Scope of Section 43 of IT Act – This section mainly deals with accessing the computer, its network or system without permission of the owner. Purpose could be copying, downloading of content, damaging the computer or data or contaminating the data or system using the virus or any other kind or malware also attracts this section. Breach of this section attracts only penalty for the damages which is basically civil adjudication. But if intention of the accused is proved to be fraudulent or dishonest, then the Section 66 of IT Act which states that- “If any person, dishonestly or fraudulently, does any act referred to in section 43, he shall be punishable with imprisonment for a term which may extend to three years or with fine which may extend to five lakh rupees or with both”.

Where as scope of Section 43(A) of IT Act details the provision related to compensation for failure to protect the data and negligence in implementing reasonable practices by body corporate to process, deal and handle any sensitive data or information.

Section 425 of the IPC deals with mischief and provision states that “whoever with intent to cause, or knowing that he is likely to cause, wrongful loss or damage to the public or to any person, causes the destruction of any property, or any such change in any property or in the situation thereof as destroys or diminishes its value or utility, or affects it injuriously, commits mischief”. Damaging computer systems and even denying access to a computer system by mean of hacking or introducing malware will fall within the aforesaid section 425 of the IPC. The maximum punishment for mischief as per section 426 of the IPC is imprisonment of up to 3 (three) months or a fine or both.

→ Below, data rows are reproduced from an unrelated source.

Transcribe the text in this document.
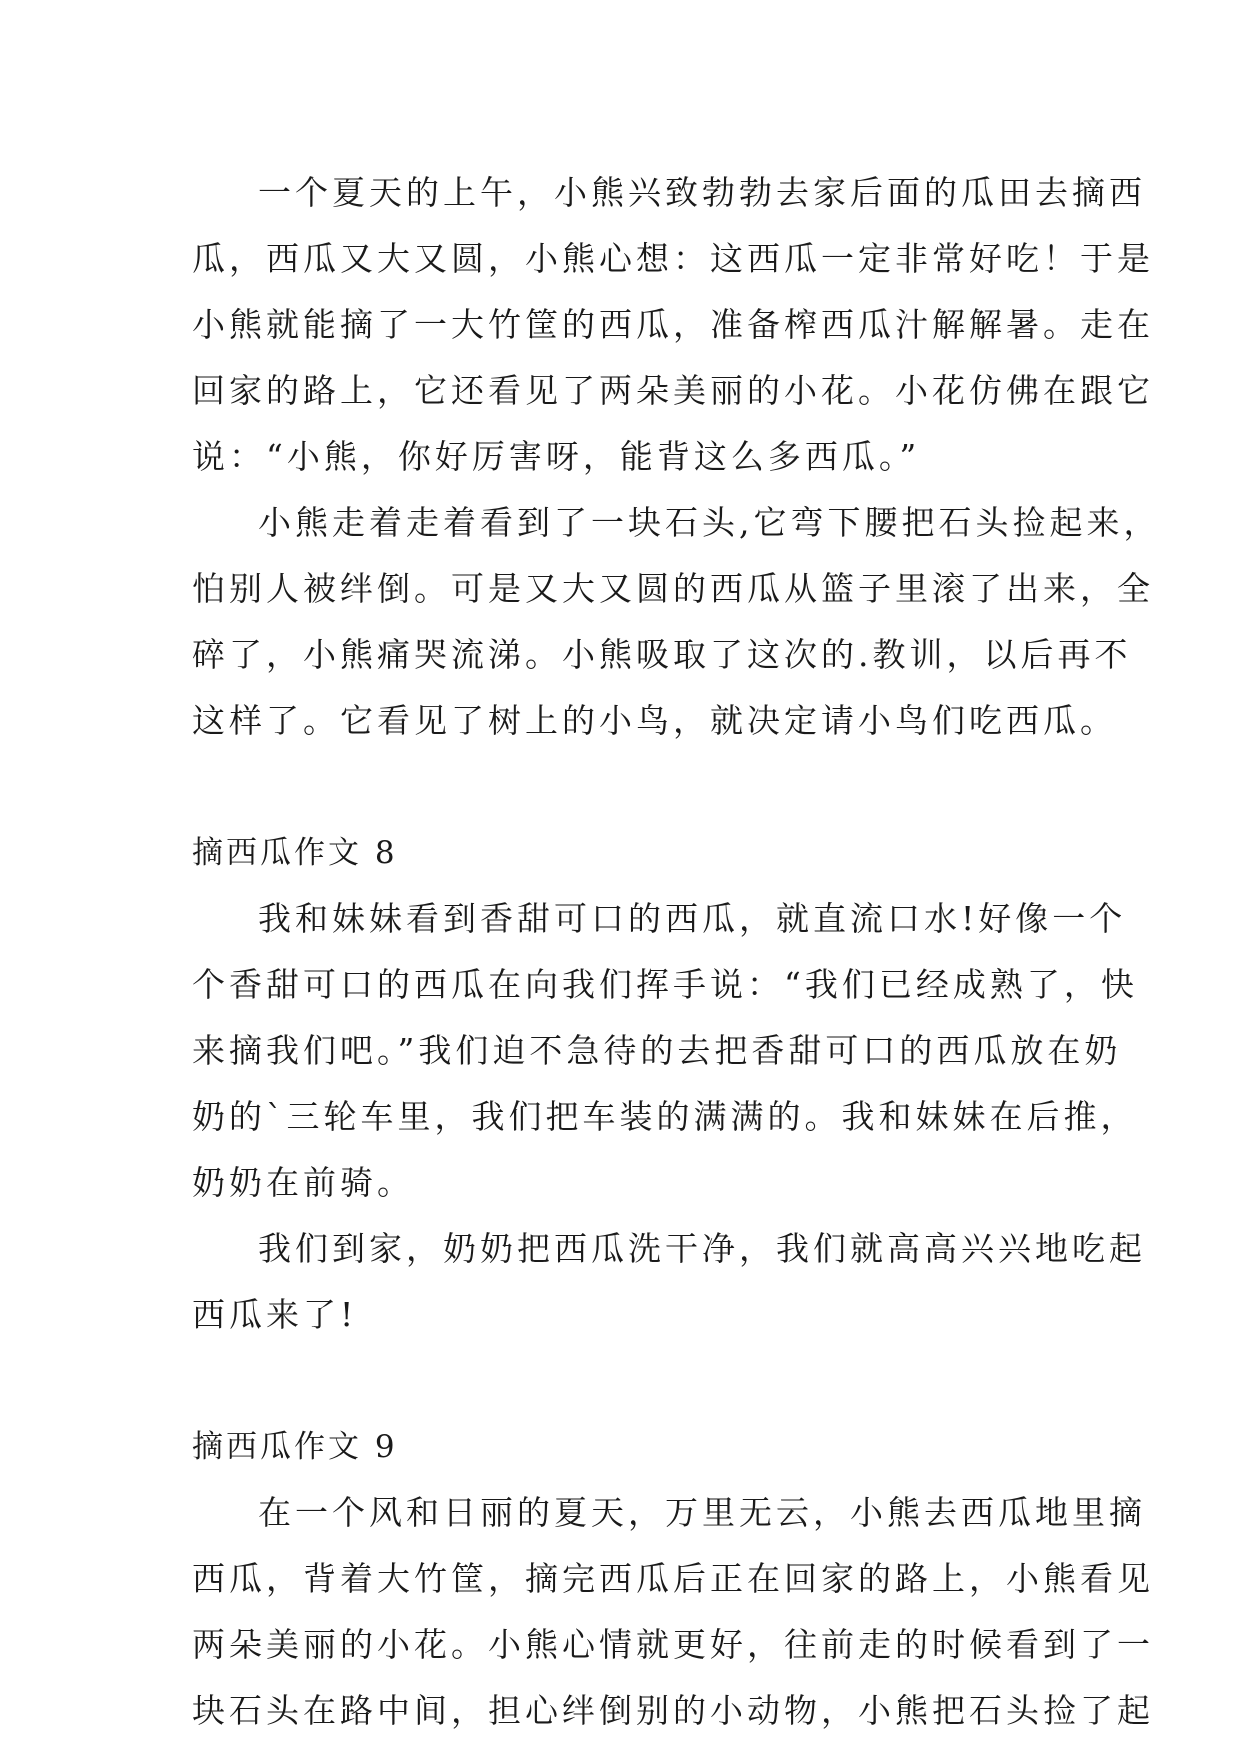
一个夏天的上午，小熊兴致勃勃去家后面的瓜田去摘西
瓜，西瓜又大又圆，小熊心想：这西瓜一定非常好吃！于是
小熊就能摘了一大竹筐的西瓜，准备榨西瓜汁解解暑。走在
回家的路上，它还看见了两朵美丽的小花。小花仿佛在跟它
说：“小熊，你好厉害呀，能背这么多西瓜。”
小熊走着走着看到了一块石头,它弯下腰把石头捡起来，
怕别人被绊倒。可是又大又圆的西瓜从篮子里滚了出来，全
碎了，小熊痛哭流涕。小熊吸取了这次的.教训，以后再不
这样了。它看见了树上的小鸟，就决定请小鸟们吃西瓜。
摘西瓜作文 8
我和妹妹看到香甜可口的西瓜，就直流口水!好像一个
个香甜可口的西瓜在向我们挥手说：“我们已经成熟了，快
来摘我们吧。”我们迫不急待的去把香甜可口的西瓜放在奶
奶的`三轮车里，我们把车装的满满的。我和妹妹在后推，
奶奶在前骑。
我们到家，奶奶把西瓜洗干净，我们就高高兴兴地吃起
西瓜来了!
摘西瓜作文 9
在一个风和日丽的夏天，万里无云，小熊去西瓜地里摘
西瓜，背着大竹筐，摘完西瓜后正在回家的路上，小熊看见
两朵美丽的小花。小熊心情就更好，往前走的时候看到了一
块石头在路中间，担心绊倒别的小动物，小熊把石头捡了起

The offence under Section 425 of the IPC to be read holistically with Sections 43 and 66 of the IT Act in case introducing and spreading viruses through computer networks, damaging computers or computer networks or computer programmes, disrupting any computer or computer system or computer network etc. Usually filling of complaints under IT Act instinctively inserts provisions of IPC which would require thorough deliberation, so that this would not amount to violation of double jeopardy principle which states that person cannot be tried twice for the same crime based on the same conduct.

Civil aviation sector has key importance for the global and national economies. It contributes to the development of many other sectors. Thus, the role international and domestic aviation security regulators has become more critical to address its growing scale. Although there are continuous endeavours made to harmonize aviation security legislation based on sectoral requirements, where as more effective enforcement mechanisms to be implemented with the goal of increased cooperation within different sectoral entities. On the one hand, the process of technological developments which are becoming more sophisticated, leading to human right and privacy related concerns which requires strategy and control measures with focus on sectoral growth objectives in a broader context.

(The content of this article is intended to provide general information to subject matter only and should be not considered as legal advice. Appropriate advise should be sought based on specific circumstances.)